Il secondo motivo riguardava il merito. Un mese prima della mozione su Cosentino il capogruppo PD aveva preteso che votassimo a scatola chiusa contro l'autorizzazione all'arresto di un deputato PD chiesta da un magistrato: senza consultare il gruppo e anzi chiedendo a sorpresa, in aula, un'inversione dell'ordine di votazione che rendeva materialmente impossibile una consultazione del gruppo PD da me e qualcun altro auspicata. In quel caso non ho proprio partecipato alla votazione: non perché quel deputato meritasse l'arresto (poco dopo il tribunale del riesame lo annullò), ma perché non accettavo che il PD imponesse un voto di difesa della casta senza alcuna discussione approfondimento o almeno informazione del gruppo parlamentare.
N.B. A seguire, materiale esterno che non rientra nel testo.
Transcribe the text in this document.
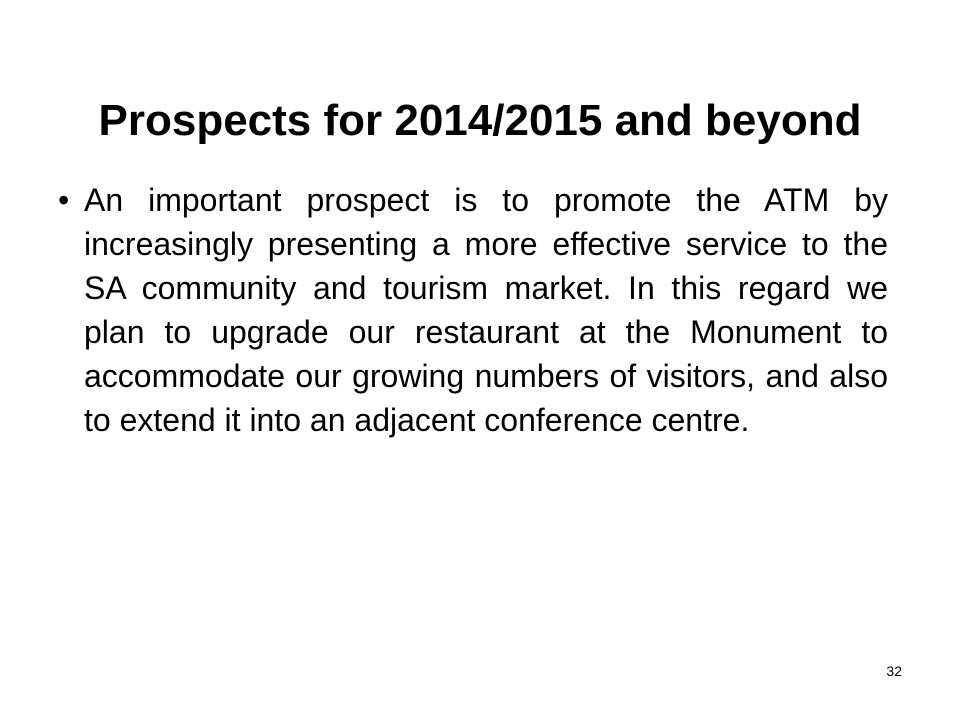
Prospects for 2014/2015 and beyond
• An important prospect is to promote the ATM by increasingly presenting a more effective service to the SA community and tourism market. In this regard we plan to upgrade our restaurant at the Monument to accommodate our growing numbers of visitors, and also to extend it into an adjacent conference centre.
32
Dopo un mese poteva, lo stesso PD che aveva difeso senza se e senza ma un proprio deputato su cui pendeva una richiesta di arresto, chiedere le dimissioni di un sottosegretario avversario sul cui capo pendeva, all'epoca, soltanto un'inchiesta giornalistica? Secondo me, no.

 

Il controllo critico e implacabile della stampa e degli elettori ai comportamenti individuali e di gruppo è un aiuto del quale il PD non può fare a meno: sulla questione morale e anche, mi auguro, su altre questioni di primaria importanza. Abbiamo un nuovo segretario e fra poco anche un nuovo capogruppo alla Camera e un nuovo gruppo dirigente: un monitoraggio dell'efficacia e della coerenza del PD, dei gruppi parlamentari e dei loro singoli componenti, rappresenta un servizio impagabile anche per il futuro.